Michael did not know what time it was but the sun was shining. He was outside on a hill, a white building behind him with three domes on it, an old observatory he remembered. A large city of steel and concrete stretched out below him as far as the ocean. He was here on a date to a laser light show and he was holding a girl’s, no, a woman’s hand. Her head was resting on his back
Before he could turn around, he heard the sounds of sirens, hundreds of them, from the base of the hill. They were quickly moving away from the hill to somewhere important. Michael could see police, fire trucks, and ambulances racing down every street to somewhere in the distance.
“What do you think is going on?” she asked, leaning on his shoulder.
“I don’t know,” Michael answered. “Look’s serious, though.”
Did he ask Kim or Mariposa on a date? He was still alive so he knew it was not Alaina. Whoever it was, she smelled like the beach.
His thoughts were broken by the new deafening sound. A single loud siren howled over the entire city, something out of one of the old movies.
“What did you do?” she asked sadly.
“Nothing. They just started going off,” Michael replied. Why was she blaming him?
Suddenly a bright flash appeared in the direction the emergency vehicles were headed. Michael covered his eyes with his arm, the light too intense to watch. Although he could not see anyone else, he could hear screaming coming from everywhere. Something horrible had just happened.
“Oh my God,” he gasped, bringing his arm down, noticing a mushroom cloud forming. “What was that?”

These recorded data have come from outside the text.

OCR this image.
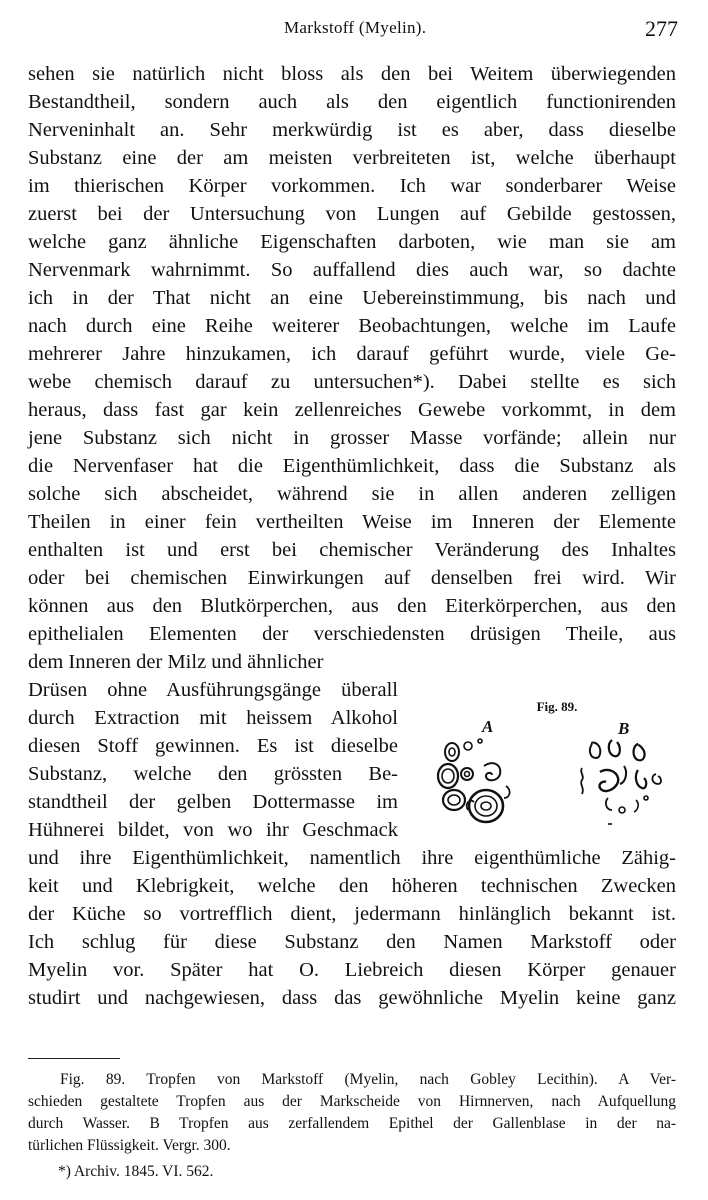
Markstoff (Myelin).	277
sehen sie natürlich nicht bloss als den bei Weitem überwiegenden
Bestandtheil, sondern auch als den eigentlich functionirenden
Nerveninhalt an. Sehr merkwürdig ist es aber, dass dieselbe
Substanz eine der am meisten verbreiteten ist, welche überhaupt
im thierischen Körper vorkommen. Ich war sonderbarer Weise
zuerst bei der Untersuchung von Lungen auf Gebilde gestossen,
welche ganz ähnliche Eigenschaften darboten, wie man sie am
Nervenmark wahrnimmt. So auffallend dies auch war, so dachte
ich in der That nicht an eine Uebereinstimmung, bis nach und
nach durch eine Reihe weiterer Beobachtungen, welche im Laufe
mehrerer Jahre hinzukamen, ich darauf geführt wurde, viele Ge-
webe chemisch darauf zu untersuchen*). Dabei stellte es sich
heraus, dass fast gar kein zellenreiches Gewebe vorkommt, in dem
jene Substanz sich nicht in grosser Masse vorfände; allein nur
die Nervenfaser hat die Eigenthümlichkeit, dass die Substanz als
solche sich abscheidet, während sie in allen anderen zelligen
Theilen in einer fein vertheilten Weise im Inneren der Elemente
enthalten ist und erst bei chemischer Veränderung des Inhaltes
oder bei chemischen Einwirkungen auf denselben frei wird. Wir
können aus den Blutkörperchen, aus den Eiterkörperchen, aus den
epithelialen Elementen der verschiedensten drüsigen Theile, aus
dem Inneren der Milz und ähnlicher
Drüsen ohne Ausführungsgänge überall
durch Extraction mit heissem Alkohol
diesen Stoff gewinnen. Es ist dieselbe
Substanz, welche den grössten Be-
standtheil der gelben Dottermasse im
Hühnerei bildet, von wo ihr Geschmack
und ihre Eigenthümlichkeit, namentlich ihre eigenthümliche Zähig-
keit und Klebrigkeit, welche den höheren technischen Zwecken
der Küche so vortrefflich dient, jedermann hinlänglich bekannt ist.
Ich schlug für diese Substanz den Namen Markstoff oder
Myelin vor. Später hat O. Liebreich diesen Körper genauer
studirt und nachgewiesen, dass das gewöhnliche Myelin keine ganz
Fig. 89.
A	B
Fig. 89. Tropfen von Markstoff (Myelin, nach Gobley Lecithin). A Ver-
schieden gestaltete Tropfen aus der Markscheide von Hirnnerven, nach Aufquellung
durch Wasser. B Tropfen aus zerfallendem Epithel der Gallenblase in der na-
türlichen Flüssigkeit. Vergr. 300.
*) Archiv. 1845. VI. 562.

Michael turned to look at the woman but her face was like wax, now melted and deformed beyond recognition. Her hair was smoldering. She had stared directly at the blast.
“Why? Why?” she rasped as her skin peeled from her skull and blackened.
Michael tried to answer, to tell her he was not responsible, but the entire hill disintegrated from the intense heat and pressure of the blast wave.